10The traffic-light rule

If you remember nothing else, remember three lights.

Most bad AI experiences are just a yellow treated like a green, or a red treated like a yellow.

🟢 Green — go. Low stakes, easy to verify, or you're transforming material you already have. Drafts, summaries, brainstorms, explanations, code you'll test, translation you can gut-check. Let it rip.
🟡 Yellow — verify. Useful, but check before you trust or send. Facts, figures, names, citations, anything that leaves your desk with your name on it. Use it, then confirm it.
🔴 Red — stop, or human-only. High-stakes and unverifiable. Final medical/legal/financial calls, confidential data in tools you don't control, letting an agent act irreversibly without a human gate. Slow down.

11The honest bottom line

The hype says AI is either about to solve everything or take everything. Up close, from inside the work, it's neither.
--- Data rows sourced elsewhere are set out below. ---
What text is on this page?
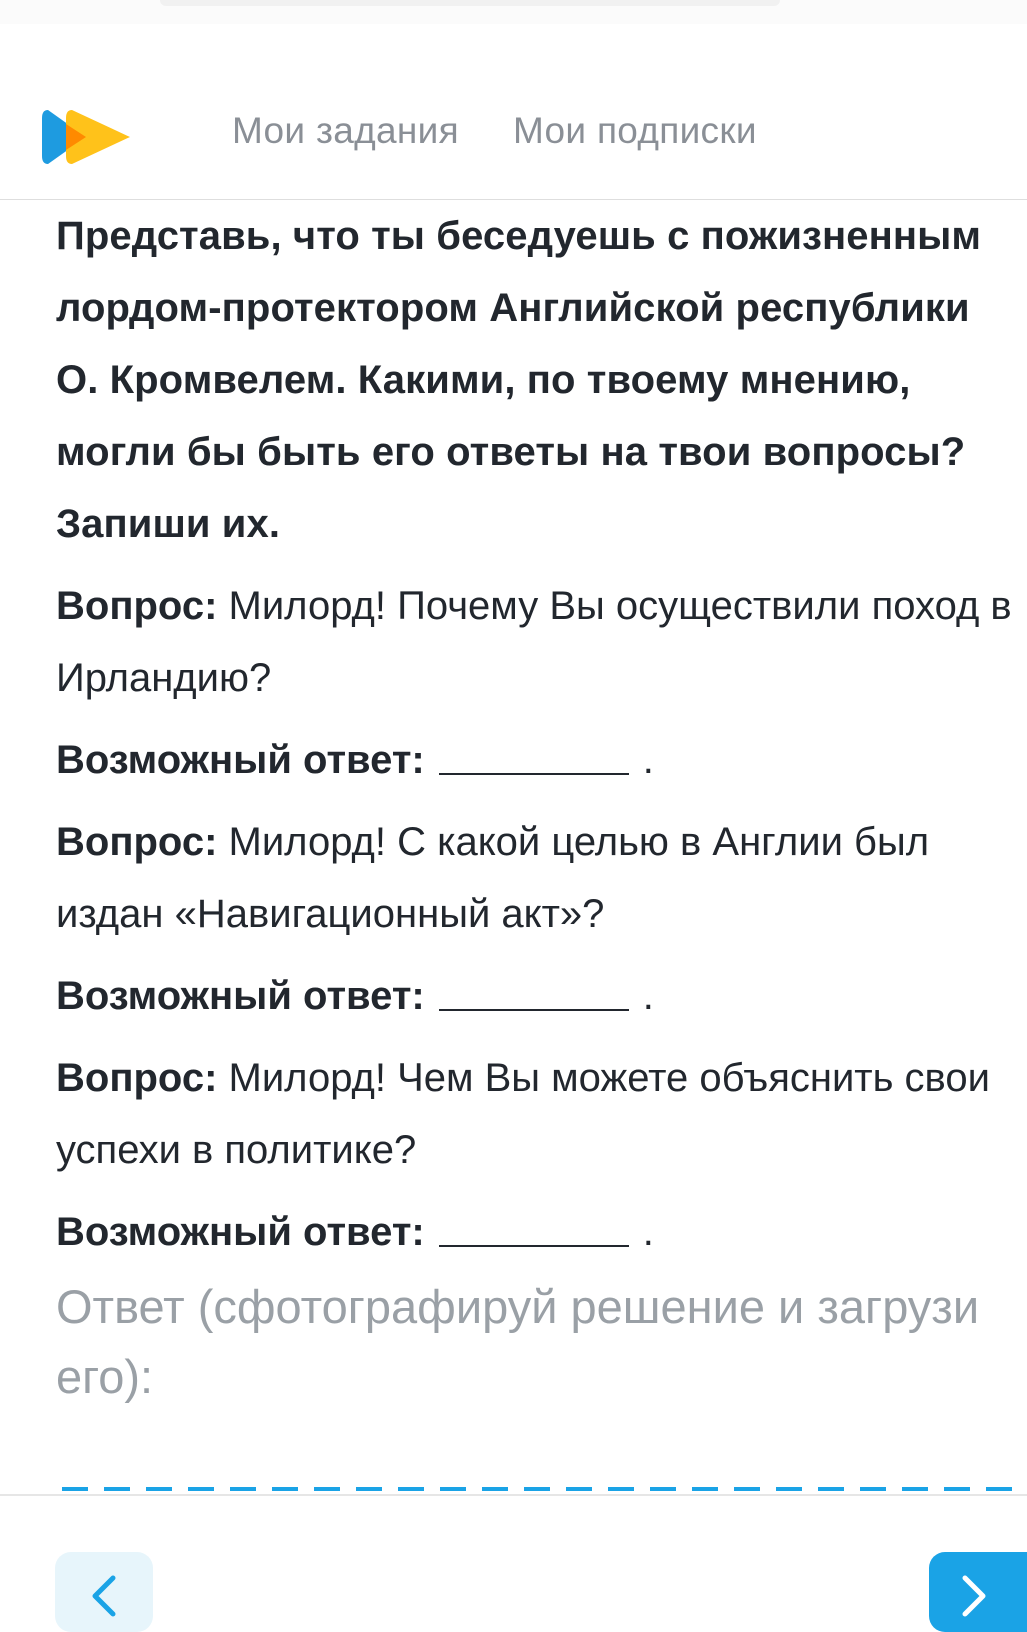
Мои задания Мои подписки

Представь, что ты беседуешь с пожизненным лордом-протектором Английской республики О. Кромвелем. Какими, по твоему мнению, могли бы быть его ответы на твои вопросы? Запиши их.

Вопрос: Милорд! Почему Вы осуществили поход в Ирландию?
Возможный ответ:	.
Вопрос: Милорд! С какой целью в Англии был издан «Навигационный акт»?
Возможный ответ:	.
Вопрос: Милорд! Чем Вы можете объяснить свои успехи в политике?
Возможный ответ:	.
Ответ (сфотографируй решение и загрузи его):
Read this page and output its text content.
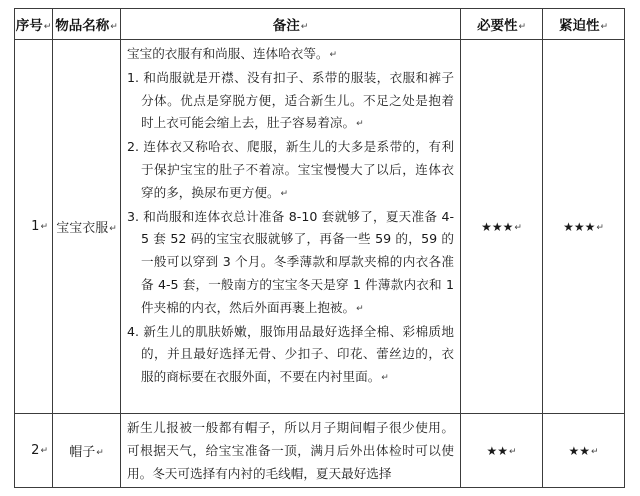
序号↵	物品名称↵	备注↵	必要性↵	紧迫性↵
1↵	宝宝衣服↵	宝宝的衣服有和尚服、连体哈衣等。↵
1. 和尚服就是开襟、没有扣子、系带的服装，衣服和裤子分体。优点是穿脱方便，适合新生儿。不足之处是抱着时上衣可能会缩上去，肚子容易着凉。↵
2. 连体衣又称哈衣、爬服，新生儿的大多是系带的，有利于保护宝宝的肚子不着凉。宝宝慢慢大了以后，连体衣穿的多，换尿布更方便。↵
3. 和尚服和连体衣总计准备 8-10 套就够了，夏天准备 4-5 套 52 码的宝宝衣服就够了，再备一些 59 的，59 的一般可以穿到 3 个月。冬季薄款和厚款夹棉的内衣各准备 4-5 套，一般南方的宝宝冬天是穿 1 件薄款内衣和 1 件夹棉的内衣，然后外面再裹上抱被。↵
4. 新生儿的肌肤娇嫩，服饰用品最好选择全棉、彩棉质地的，并且最好选择无骨、少扣子、印花、蕾丝边的，衣服的商标要在衣服外面，不要在内衬里面。↵	★★★↵	★★★↵
2↵	帽子↵	新生儿报被一般都有帽子，所以月子期间帽子很少使用。可根据天气，给宝宝准备一顶，满月后外出体检时可以使用。冬天可选择有内衬的毛线帽，夏天最好选择	★★↵	★★↵
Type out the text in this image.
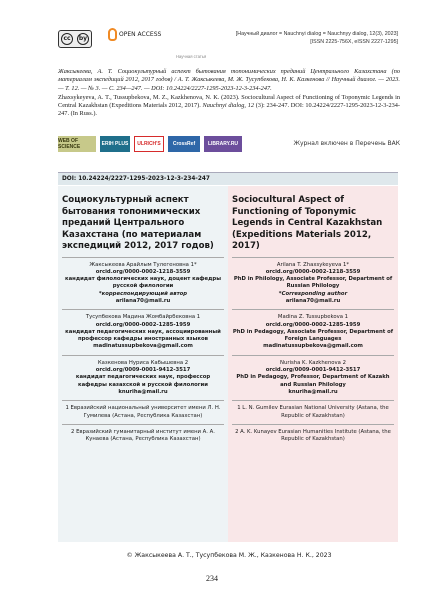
cc	by
OPEN ACCESS	[Научный диалог = Nauchnyi dialog = Nauchnyy dialog, 12(3), 2023]
[ISSN 2225-756X, eISSN 2227-1295]
Научная статья

Жаксыкеева, А. Т. Социокультурный аспект бытования топонимических преданий Центрального Казахстана (по материалам экспедиций 2012, 2017 годов) / А. Т. Жаксыкеева, М. Ж. Тусупбекова, Н. К. Казкенова // Научный диалог. — 2023. — Т. 12. — № 3. — С. 234—247. — DOI: 10.24224/2227-1295-2023-12-3-234-247.

Zhaxsykeyeva, A. T., Tussupbekova, M. Z., Kazkhenova, N. K. (2023). Sociocultural Aspect of Functioning of Toponymic Legends in Central Kazakhstan (Expeditions Materials 2012, 2017). Nauchnyi dialog, 12 (3): 234-247. DOI: 10.24224/2227-1295-2023-12-3-234-247. (In Russ.).

WEB OF SCIENCE	ERIH PLUS	ULRICH'S	CrossRef	LIBRARY.RU	Журнал включен в Перечень ВАК
DOI: 10.24224/2227-1295-2023-12-3-234-247
Социокультурный аспект бытования топонимических преданий Центрального Казахстана (по материалам экспедиций 2012, 2017 годов)
Жаксыкеева Арайлым Тулегеновна 1*
orcid.org/0000-0002-1218-3559
кандидат филологических наук, доцент кафедры русской филологии
*корреспондирующий автор
arilana70@mail.ru
Тусупбекова Мадина Жомбайрбековна 1
orcid.org/0000-0002-1285-1959
кандидат педагогических наук, ассоциированный профессор кафедры иностранных языков
madinatussupbekova@gmail.com
Казкенова Нуриса Кабышевна 2
orcid.org/0009-0001-9412-3517
кандидат педагогических наук, профессор кафедры казахской и русской филологии
knuriha@mail.ru
1 Евразийский национальный университет имени Л. Н. Гумилева (Астана, Республика Казахстан)
2 Евразийский гуманитарный институт имени А. А. Кунаева (Астана, Республика Казахстан)
Sociocultural Aspect of Functioning of Toponymic Legends in Central Kazakhstan (Expeditions Materials 2012, 2017)
Arilana T. Zhaxsykeyeva 1*
orcid.org/0000-0002-1218-3559
PhD in Philology, Associate Professor, Department of Russian Philology
*Corresponding author
arilana70@mail.ru
Madina Z. Tussupbekova 1
orcid.org/0000-0002-1285-1959
PhD in Pedagogy, Associate Professor, Department of Foreign Languages
madinatussupbekova@gmail.com
Nurisha K. Kazkhenova 2
orcid.org/0009-0001-9412-3517
PhD in Pedagogy, Professor, Department of Kazakh and Russian Philology
knuriha@mail.ru
1 L. N. Gumilev Eurasian National University (Astana, the Republic of Kazakhstan)
2 A. K. Kunayev Eurasian Humanities Institute (Astana, the Republic of Kazakhstan)
© Жаксыкеева А. Т., Тусупбекова М. Ж., Казкенова Н. К., 2023
234
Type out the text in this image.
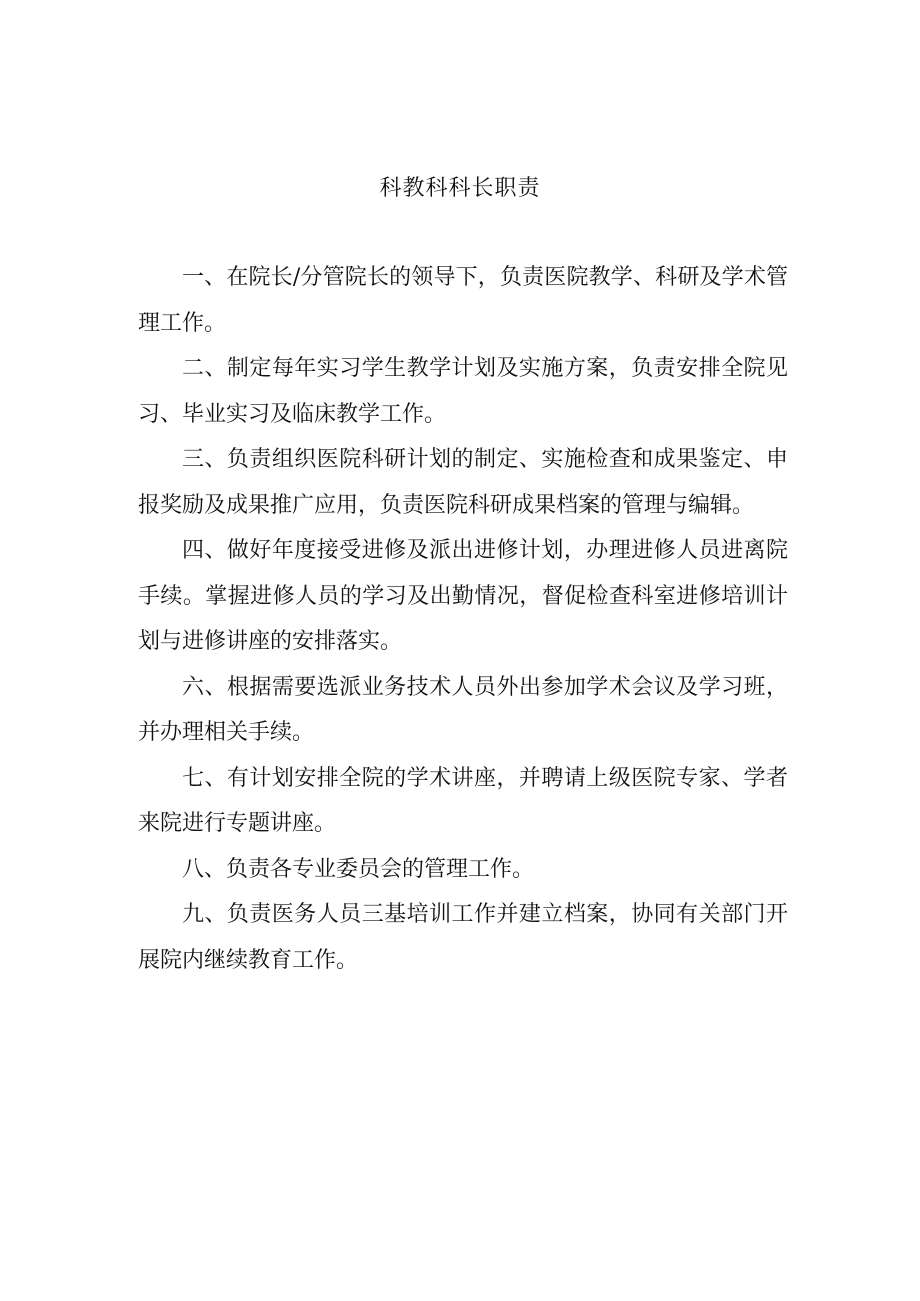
科教科科长职责

一、在院长/分管院长的领导下，负责医院教学、科研及学术管理工作。

二、制定每年实习学生教学计划及实施方案，负责安排全院见习、毕业实习及临床教学工作。

三、负责组织医院科研计划的制定、实施检查和成果鉴定、申报奖励及成果推广应用，负责医院科研成果档案的管理与编辑。

四、做好年度接受进修及派出进修计划，办理进修人员进离院手续。掌握进修人员的学习及出勤情况，督促检查科室进修培训计划与进修讲座的安排落实。

六、根据需要选派业务技术人员外出参加学术会议及学习班，并办理相关手续。

七、有计划安排全院的学术讲座，并聘请上级医院专家、学者来院进行专题讲座。

八、负责各专业委员会的管理工作。

九、负责医务人员三基培训工作并建立档案，协同有关部门开展院内继续教育工作。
It's a genuinely new kind of power tool — the biggest lever on knowledge work in a generation — that happens to be fluent, tireless, occasionally and confidently wrong, and completely without judgement about when its output matters.

That combination rewards a specific kind of person: not the one who trusts it most, and not the one who refuses to touch it, but the one who knows what it's doing under the hood and stays in the loop. The person who can tell green from yellow from red. The person who lets it draft, and does the deciding themselves.

You now know what's inside all five nesting dolls, why the thing makes things up, and how to tell a good job for it from a dangerous one. That's more than most people arguing about AI online can say.

The tool is remarkable. The person who verifies wins.